For fans of half-timbered houses: Quedlinburg
If you follow the Elbe upriver, and then the Saale and finally the Bode, you end up in Quedlinburg at the foot of the Harz mountains. This just goes to show that architectural gems can be found even in the German countryside. The town with a population of 24,000 is known for its Old Town. A walk through it will take you on a journey back in time to the Middle Ages. No other German town or city has as many half-timbered buildings in such a small space: at last count, there were 2,069 from six centuries. The structures in the medieval-style town were granted UNESCO World Heritage Site status in 1994. Visitors can book tours or visit the Museum for Half-Timbered Architecture in the Ständerbau stand construction.
If you are impressed by medieval architecture, you should also visit Nördlingen, a small town in Swabia, Bavaria. The 2.6 km long old, circular, roofed town wall dates back to around 1400, and visitors can walk along its entirety – something visitors to Germany can only do here.
Bauhaus at its best: Dessau
While we see the Middle Ages as a bygone era, Bauhaus heritage continues to have an impact on art, architecture and culture to this day. A large group of buildings from Walter Gropius' Bauhaus School, which was founded in Weimar in 1919, can be found in Dessau, a 90-minute drive to the south west of Berlin.
This is where Gropius had the Bauhaus Building constructed in the mid-1920s, alongside semi-detached residential buildings known as the Masters' Houses.

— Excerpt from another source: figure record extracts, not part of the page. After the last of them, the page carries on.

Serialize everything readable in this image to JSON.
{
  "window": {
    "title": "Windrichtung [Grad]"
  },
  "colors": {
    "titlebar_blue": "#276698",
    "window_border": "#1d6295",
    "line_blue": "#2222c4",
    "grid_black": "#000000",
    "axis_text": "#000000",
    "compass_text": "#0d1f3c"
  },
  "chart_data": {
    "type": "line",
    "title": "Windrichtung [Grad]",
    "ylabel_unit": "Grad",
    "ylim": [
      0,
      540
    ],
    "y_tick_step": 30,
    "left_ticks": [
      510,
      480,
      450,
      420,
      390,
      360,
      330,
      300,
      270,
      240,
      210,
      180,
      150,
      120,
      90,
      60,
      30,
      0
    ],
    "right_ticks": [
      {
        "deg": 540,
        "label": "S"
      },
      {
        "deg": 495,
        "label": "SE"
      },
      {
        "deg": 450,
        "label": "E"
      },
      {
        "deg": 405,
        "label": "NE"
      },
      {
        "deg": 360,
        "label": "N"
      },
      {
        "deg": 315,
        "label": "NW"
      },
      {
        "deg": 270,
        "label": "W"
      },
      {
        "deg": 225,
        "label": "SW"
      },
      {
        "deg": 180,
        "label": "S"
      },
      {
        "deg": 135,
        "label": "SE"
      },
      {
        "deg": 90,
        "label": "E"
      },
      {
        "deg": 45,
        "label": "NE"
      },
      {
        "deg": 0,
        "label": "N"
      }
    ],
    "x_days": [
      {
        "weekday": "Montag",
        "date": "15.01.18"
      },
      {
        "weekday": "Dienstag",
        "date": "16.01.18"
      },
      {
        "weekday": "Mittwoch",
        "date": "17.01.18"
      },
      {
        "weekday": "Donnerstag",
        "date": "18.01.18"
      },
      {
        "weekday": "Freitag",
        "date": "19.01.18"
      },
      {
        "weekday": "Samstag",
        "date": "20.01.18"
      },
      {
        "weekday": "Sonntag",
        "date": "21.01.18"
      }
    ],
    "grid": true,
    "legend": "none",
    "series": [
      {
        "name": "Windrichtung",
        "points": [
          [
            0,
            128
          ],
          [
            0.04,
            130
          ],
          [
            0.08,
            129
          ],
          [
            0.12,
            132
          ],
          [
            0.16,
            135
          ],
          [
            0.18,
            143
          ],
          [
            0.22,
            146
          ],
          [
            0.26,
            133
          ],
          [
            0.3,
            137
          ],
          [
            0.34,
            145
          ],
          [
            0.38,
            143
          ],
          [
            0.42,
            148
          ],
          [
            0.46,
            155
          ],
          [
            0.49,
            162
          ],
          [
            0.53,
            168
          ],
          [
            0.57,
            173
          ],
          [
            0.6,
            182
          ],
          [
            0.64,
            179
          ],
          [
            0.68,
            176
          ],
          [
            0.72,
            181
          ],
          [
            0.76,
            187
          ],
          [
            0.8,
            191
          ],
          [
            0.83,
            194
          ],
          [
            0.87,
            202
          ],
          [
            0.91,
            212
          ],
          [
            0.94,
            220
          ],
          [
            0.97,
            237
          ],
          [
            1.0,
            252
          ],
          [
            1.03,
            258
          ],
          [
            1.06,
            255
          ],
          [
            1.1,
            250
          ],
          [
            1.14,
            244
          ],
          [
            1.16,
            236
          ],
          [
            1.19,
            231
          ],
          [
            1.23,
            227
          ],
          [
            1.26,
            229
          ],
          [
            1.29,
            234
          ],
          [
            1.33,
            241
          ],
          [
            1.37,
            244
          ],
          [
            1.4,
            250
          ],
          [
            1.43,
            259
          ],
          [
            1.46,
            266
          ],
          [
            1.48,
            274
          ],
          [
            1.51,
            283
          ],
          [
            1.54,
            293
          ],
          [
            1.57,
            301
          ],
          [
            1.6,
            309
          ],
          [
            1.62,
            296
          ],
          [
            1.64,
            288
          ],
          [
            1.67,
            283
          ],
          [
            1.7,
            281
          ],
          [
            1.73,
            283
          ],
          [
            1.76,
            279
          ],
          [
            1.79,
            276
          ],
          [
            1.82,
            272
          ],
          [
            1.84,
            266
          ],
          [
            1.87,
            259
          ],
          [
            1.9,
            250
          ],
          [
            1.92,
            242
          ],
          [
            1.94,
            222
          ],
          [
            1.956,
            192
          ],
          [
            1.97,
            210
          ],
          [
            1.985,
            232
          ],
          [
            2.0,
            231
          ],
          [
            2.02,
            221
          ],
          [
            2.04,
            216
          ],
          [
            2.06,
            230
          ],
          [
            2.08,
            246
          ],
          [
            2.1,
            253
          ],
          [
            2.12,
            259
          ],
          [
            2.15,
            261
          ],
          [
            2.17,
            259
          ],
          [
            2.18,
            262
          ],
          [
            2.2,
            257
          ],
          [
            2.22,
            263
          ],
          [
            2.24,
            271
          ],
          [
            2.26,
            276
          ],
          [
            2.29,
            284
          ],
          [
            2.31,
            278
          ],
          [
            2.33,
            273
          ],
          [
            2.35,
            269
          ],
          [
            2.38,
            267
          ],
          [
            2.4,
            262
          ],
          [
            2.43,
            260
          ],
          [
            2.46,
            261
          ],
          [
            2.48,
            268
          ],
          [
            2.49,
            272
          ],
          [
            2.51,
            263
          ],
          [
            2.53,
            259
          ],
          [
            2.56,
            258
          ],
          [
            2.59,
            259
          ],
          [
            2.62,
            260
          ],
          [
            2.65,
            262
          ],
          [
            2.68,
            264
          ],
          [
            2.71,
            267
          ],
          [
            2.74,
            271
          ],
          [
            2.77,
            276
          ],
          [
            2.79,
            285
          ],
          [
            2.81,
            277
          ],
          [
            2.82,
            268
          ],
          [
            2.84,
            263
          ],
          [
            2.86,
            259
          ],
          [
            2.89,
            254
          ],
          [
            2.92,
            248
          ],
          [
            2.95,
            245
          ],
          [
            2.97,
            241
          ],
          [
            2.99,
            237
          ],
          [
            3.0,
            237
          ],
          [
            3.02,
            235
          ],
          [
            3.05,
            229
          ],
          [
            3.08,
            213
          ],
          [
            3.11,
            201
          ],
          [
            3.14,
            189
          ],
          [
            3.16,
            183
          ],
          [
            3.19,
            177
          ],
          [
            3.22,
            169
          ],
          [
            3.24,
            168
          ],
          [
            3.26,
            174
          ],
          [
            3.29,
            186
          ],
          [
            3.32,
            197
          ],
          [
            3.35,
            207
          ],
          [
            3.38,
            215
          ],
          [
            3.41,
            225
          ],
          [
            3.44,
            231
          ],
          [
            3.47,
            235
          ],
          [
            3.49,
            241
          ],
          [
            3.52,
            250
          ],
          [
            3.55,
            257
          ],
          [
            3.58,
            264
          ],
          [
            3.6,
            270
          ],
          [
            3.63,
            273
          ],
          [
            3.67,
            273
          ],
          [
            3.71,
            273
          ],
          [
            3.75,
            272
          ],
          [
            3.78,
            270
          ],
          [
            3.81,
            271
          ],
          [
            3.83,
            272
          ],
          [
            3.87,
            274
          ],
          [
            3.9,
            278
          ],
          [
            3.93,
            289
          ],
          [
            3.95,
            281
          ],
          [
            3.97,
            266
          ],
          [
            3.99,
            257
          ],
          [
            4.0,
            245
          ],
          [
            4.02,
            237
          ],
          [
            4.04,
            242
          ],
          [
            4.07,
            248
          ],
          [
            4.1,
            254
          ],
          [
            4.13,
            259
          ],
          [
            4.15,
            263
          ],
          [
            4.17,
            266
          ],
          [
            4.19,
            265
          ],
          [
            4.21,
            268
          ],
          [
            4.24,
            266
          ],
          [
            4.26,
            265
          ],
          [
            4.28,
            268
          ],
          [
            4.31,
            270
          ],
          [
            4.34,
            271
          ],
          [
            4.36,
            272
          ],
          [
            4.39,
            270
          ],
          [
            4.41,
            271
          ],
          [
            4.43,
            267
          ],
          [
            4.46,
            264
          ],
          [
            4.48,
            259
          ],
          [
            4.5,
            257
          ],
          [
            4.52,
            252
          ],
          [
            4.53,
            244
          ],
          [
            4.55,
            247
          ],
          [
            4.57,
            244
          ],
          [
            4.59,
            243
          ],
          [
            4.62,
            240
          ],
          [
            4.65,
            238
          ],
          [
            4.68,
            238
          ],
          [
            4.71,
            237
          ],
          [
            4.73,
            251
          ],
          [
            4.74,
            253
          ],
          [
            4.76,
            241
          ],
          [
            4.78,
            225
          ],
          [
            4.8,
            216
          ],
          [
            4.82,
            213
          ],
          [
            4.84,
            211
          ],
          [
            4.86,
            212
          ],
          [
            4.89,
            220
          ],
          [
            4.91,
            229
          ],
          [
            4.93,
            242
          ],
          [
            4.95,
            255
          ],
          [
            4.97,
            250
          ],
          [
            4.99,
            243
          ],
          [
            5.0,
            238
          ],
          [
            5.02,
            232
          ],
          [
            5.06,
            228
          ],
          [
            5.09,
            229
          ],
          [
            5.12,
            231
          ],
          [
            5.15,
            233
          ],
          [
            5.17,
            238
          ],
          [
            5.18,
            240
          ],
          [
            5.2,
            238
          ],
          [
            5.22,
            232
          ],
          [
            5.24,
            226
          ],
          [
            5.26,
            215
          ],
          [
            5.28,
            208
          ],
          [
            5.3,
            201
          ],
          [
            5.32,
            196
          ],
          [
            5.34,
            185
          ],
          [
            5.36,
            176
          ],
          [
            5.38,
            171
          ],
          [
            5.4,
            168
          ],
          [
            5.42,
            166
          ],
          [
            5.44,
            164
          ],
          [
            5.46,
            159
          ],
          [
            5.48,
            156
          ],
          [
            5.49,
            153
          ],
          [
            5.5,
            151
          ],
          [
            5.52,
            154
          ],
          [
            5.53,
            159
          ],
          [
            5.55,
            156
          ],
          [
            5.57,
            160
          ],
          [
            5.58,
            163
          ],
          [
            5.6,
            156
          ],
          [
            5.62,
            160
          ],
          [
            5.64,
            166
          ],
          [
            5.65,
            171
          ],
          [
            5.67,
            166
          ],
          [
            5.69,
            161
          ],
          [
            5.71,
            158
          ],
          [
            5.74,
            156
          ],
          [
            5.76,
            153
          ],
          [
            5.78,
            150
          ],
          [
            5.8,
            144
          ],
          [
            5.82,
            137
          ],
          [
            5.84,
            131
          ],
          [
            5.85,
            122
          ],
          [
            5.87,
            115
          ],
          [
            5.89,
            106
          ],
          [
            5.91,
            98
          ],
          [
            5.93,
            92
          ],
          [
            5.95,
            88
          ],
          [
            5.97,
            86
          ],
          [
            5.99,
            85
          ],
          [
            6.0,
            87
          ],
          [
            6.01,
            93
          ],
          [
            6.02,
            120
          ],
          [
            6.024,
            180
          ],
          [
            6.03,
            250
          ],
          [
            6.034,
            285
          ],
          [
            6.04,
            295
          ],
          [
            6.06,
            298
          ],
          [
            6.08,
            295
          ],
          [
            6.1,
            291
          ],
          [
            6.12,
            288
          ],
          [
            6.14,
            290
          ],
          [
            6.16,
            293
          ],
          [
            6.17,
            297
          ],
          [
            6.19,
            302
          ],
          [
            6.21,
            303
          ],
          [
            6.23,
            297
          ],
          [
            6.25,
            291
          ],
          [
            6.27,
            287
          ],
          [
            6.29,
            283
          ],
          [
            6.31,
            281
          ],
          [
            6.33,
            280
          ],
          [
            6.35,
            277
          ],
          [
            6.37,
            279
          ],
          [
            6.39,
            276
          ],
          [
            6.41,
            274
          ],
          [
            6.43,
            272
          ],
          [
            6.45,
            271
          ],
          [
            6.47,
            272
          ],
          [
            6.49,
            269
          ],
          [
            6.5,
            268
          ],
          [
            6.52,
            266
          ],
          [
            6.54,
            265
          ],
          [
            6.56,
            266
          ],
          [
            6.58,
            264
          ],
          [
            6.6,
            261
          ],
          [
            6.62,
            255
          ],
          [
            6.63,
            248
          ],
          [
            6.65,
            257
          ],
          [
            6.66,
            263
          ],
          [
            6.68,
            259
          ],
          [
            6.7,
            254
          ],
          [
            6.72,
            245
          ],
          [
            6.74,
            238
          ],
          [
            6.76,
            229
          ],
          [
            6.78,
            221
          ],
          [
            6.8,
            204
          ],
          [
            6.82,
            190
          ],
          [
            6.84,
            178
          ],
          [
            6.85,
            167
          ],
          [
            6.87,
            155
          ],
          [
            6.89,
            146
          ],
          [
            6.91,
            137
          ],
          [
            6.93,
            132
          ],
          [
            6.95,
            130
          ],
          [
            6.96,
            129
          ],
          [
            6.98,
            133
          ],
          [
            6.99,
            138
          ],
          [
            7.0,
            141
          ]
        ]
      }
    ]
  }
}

These buildings are interlocking cubic structures; their rooms have been furnished with furniture by Marcel Breuer. Some of the first people to move in included Oskar Schlemmer, Wassily Kandinsky and Paul Klee and their families. There is also a building by Mies van der Rohe in Dessau: the Kiosk, which was demolished at one point but has now been reconstructed.
A feat of engineering: the Göltzsch Viaduct
This feat of bridge engineering is the largest brick-built bridge in the world and has spanned a deep valley near Reichenbach im Vogtland, Saxony, since 1851. At the time of construction, the 78-metre high Göltzsch Viaduct was also the tallest railway bridge in the world. It was designed by German engineer Johann Andreas Schubert. Many hiking paths will take walkers along this construction with its umpteen arches. In the neighbouring town of Mylau, a tethered balloon soars 150 metres in the air for sensational views of the bridge. Perfect for big events.
Icons of modern residential architecture
There's no better place to experience what it must have felt like to live in the avantgarde houses of the 1930s than the Schminke House in Löbau in Upper Lusatia in the eastern tip of the country. The organic building, which was designed by Hans Scharoun for a couple who owned a pasta factory, is one of the most famous houses of the modern era. Nicknamed the Noodle Steamer, the masterpiece offers something that other architectural gems often don't: you and your family can check in and stay here during your trip to Germany.
Other major German cities alongside Berlin and Hamburg also have architectural treats on offer: Düsseldorf is the home of Frank O’Gehry's leaning and curving buildings; Munich has the Allianz Arena by Jacques Herzog and Pierre de Meuron with its brightly lit ETFE-foil air panels on the facade, while Frankfurt am Main boasts Europe's tallest skyscraper, the Commerzbank Tower conceived by Sir Norman Foster. Dresden attracts visitors with its treasure trove of Baroque buildings, including the Zwinger palatial complex, the Gewandhaus – once a cloth hall, now a hotel – and the reconstructed Church of Our Lady.
But watch out! Don't be confused by the name. In Germany alone, there are just under 200 churches dedicated to Mary, so they are also called the Church of Our Lady. Having said this, some of their architecture from the 20th century is interesting. The red sandstone Maria Königin in Saarbrücken, for example, was designed by architect Rudolf Schwarz, one of the most important church builders in West Germany after World War II.